The estuarine whiting's body and head are sandy to light olive above with a silvery side and a whitish belly. The head has a deeper golden tinge, as do parts of the silvery sides, which do not have a distinct lateral silver band. The eye has a silver iris and a golden outer surface, while the snout has a dusky tinge. The opercle is also dark yellow to golden. The spinous dorsal fin is hyaline with the tips of the membranes dusky and blotched with fine dusted black spots. The second dorsal fin is hyaline to pale white with 5 to 7 rows of blackish spots, giving a vague appearance of lateral bands. The anal fin is also hyaline to milky white with white or yellow tips. The pectoral fin base is golden yellow, the ventral is white with a yellowish tip and the caudal fin is hyaline to dusky.

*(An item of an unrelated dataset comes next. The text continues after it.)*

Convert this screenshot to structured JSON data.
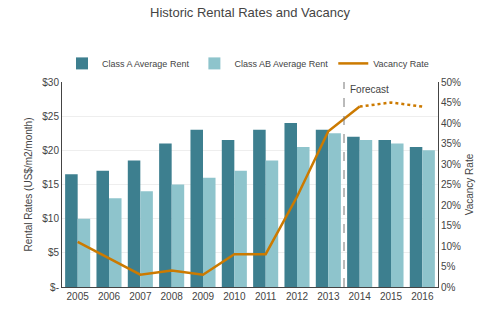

== Distribution and habitat ==
The estuarine whiting is distributed on both the eastern and western coasts of India, with an apparent break in its range on the southern tip of India. This would suggest there are two separate populations, but it is possible the fish has just not been identified correctly in this region. The species occurs in shallow inshore waters between 0 and 10 m deep, usually frequenting estuaries with muddy substrates. Estuarine whiting have also been known to form schools with northern whiting in these environments, adding to identification problems.

== Biology and fishery ==
The biology and ecology of the species is relatively unknown, with only two studies concentrated on estuarine whiting. In his description of S. vincenti, McKay noted that egg bearing females of 25 to 28 cm in length were present in January and February, suggesting this to be at least part of the spawning period. The second study was an investigation into the species diet, and was presented at the First Indian Fisheries Forum held in 1987. The publication of this meeting's proceedings is somewhat rare outside of India and thus can not be commented on at the present.

Estuarine whiting, along with other common sillaginids, are locally important to fisheries in India. Fishermen often catch the species in the upper reaches of estuaries, making it important in many communities situated in deltaic regions of India. The species is recognized as having considerable potential for aquaculture in impoundments and tidal ponds, with a reported rapid growth rate.